Ditambah, tingginya ketidakpastian pasar keuangan global meski, peningkatan permintaan ekonomi di dalam negeri masih tetap kuat.
Perry menjelaskan, pertumbuhan ekonomi global melambat disertai dengan tingginya tekanan inflasi, agresifnya kenaikan suku bunga kebijakan moneter, dan ketidakpastian pasar keuangan.

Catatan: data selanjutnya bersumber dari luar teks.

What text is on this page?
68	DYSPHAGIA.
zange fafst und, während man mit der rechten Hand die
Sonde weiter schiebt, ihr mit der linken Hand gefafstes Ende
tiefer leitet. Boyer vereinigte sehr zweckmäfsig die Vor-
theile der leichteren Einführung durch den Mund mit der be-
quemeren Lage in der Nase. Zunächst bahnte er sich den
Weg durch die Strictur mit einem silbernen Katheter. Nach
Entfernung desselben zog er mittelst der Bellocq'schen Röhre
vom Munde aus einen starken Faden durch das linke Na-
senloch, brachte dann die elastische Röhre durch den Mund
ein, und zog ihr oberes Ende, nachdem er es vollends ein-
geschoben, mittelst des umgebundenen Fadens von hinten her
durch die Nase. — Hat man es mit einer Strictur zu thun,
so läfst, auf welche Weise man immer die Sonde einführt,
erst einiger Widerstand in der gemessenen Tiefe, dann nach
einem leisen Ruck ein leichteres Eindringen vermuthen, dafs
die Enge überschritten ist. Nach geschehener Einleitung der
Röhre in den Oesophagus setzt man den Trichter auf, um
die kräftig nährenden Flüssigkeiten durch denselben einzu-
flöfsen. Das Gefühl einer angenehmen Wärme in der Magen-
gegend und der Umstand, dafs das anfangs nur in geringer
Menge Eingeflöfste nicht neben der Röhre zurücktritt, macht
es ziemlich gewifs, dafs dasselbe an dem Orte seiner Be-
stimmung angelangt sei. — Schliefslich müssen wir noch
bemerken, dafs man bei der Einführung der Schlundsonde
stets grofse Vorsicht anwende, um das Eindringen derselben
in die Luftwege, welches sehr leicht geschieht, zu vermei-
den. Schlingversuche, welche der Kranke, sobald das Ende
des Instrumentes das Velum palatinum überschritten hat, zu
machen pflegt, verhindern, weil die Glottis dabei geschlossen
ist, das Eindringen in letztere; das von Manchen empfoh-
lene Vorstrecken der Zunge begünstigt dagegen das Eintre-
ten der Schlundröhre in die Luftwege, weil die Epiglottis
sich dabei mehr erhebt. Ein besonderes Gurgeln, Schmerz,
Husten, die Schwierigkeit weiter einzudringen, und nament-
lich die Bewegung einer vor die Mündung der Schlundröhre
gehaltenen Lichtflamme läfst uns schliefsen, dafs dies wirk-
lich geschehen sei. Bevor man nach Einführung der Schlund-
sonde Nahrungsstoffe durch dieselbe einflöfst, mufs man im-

Pertumbuhan ekonomi global pada 2023 diprakirakan akan menurun ketimbang 2022.
“Dengan risiko koreksi yang dapat lebih rendah dan resesi yang tinggi di beberapa negara, termasuk AS dan Eropa,” ungkapnya usai rapat dewan gubernur BI.
Selain itum bank sentral di banyak negara terus memperkuat pengetatan kebijakan moneter yang agresif guna merespons tekanan inflasi tinggi tersebut.
Kenaikan Fed Funds Rate (FFR) yang diprakirakan berlanjut sampai awal 2023 dengan siklus yang lebih panjang (higher for longer) mendorong penguatan USD.
Sehingga memberikan tekanan pelemahan nilai tukar di berbagai negara.
Tekanan pelemahan nilai tukar itu semakin meningkat seiring dengan tingginya ketidakpastian pasar keuangan global.